In May, he became the youngest player to record 300 career saves, and he needed the fewest appearances to reach that milestone (494). He’s had eight consecutive 30-plus save seasons, and if the Red Sox continue their offensive juggernaut ways, he’ll have a chance to break his career-high of 50, set with the Braves in 2013.

Kimbrel credits his historic save numbers to the teams he’s been on. Certainly, the Braves he left behind following the 2015 trade looked a bit different than the teams for which he recorded 186 saves from 2010-14.

Kimbrel maintains a relationship with Braves first baseman Freddie Freeman, the remaining pillar from the last playoff team. He greeted Freeman, his wife, Chelsea, and his father, Fred, in the family area Sunday as players arrived in Washington for the All-Star game.

Freeman and Kimbrel haven’t had time to catch up yet. The two did face off at Fenway Park in late May, when the Red Sox won two of three. Also, the Braves and Red Sox will meet at SunTrust Park on Sept. 3-5.

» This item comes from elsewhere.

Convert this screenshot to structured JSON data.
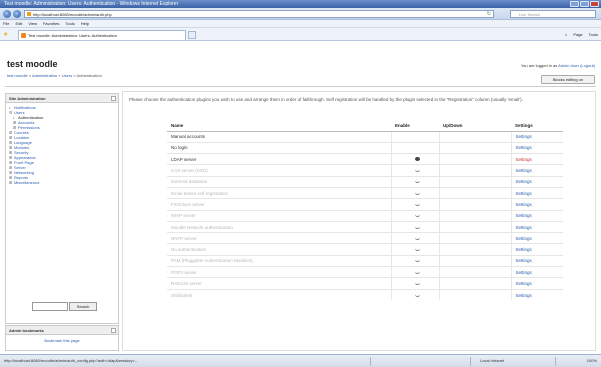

“They looked good,” Kimbrel said. “You could see talent in their bats and some of their arms. They definitely have the arms, some young guys on their team still learning. They’ll get through some of those curves. But they looked like they had a team that can compete. They played us pretty well.”

The future Hall of Famer is a Huntsville, Alabama, native. He’s maintained he’ll always have love for the Braves.

The Braves are 52-42 at the break, a half-game out of first place in the National League East. That’s not comparable with Kimbrel’s Red Sox, but it’s major progress for a franchise that ignited a rebuild even before Kimbrel was traded to the Padres on the eve of opening day 2015.

“Early on I saw a lot about them,” Kimbrel said. “Obviously they surprised a lot of people to start this year, especially with the way they’ve played and continued to play. I hadn’t followed them as much lately. Been busy, traveling a lot. But whenever I see them on TV, I’m definitely paying attention.”

Kimbrel’s in a contract year: The four-year, $42 million agreement he originally signed with the Braves is expiring.

Like most professional athletes, especially those in larger markets, Kimbrel likely grows tired of the free-agent questions. The Red Sox have the money and motivation to keep him, and given Kimbrel’s age, this probably will be his final payday.

Natural speculation has reconnected Kimbrel with the Braves. They’ll have money to burn, an emotional aspect on their side and a contending club needing bullpen help. But speculation is just that, and Kimbrel is in an ideal situation.

“We’ll get to the end of the season and see where we are,” Kimbrel said. “I’ve loved my time with the Boston Red Sox, and when we get to the end of the season, we’ll see where we are. I’ve loved my last three years here. This city has provided me and my family a lot. We would love to stay and we love the city. But the way the game works, we’ll see how things go when we get there. We’ll find out this offseason.”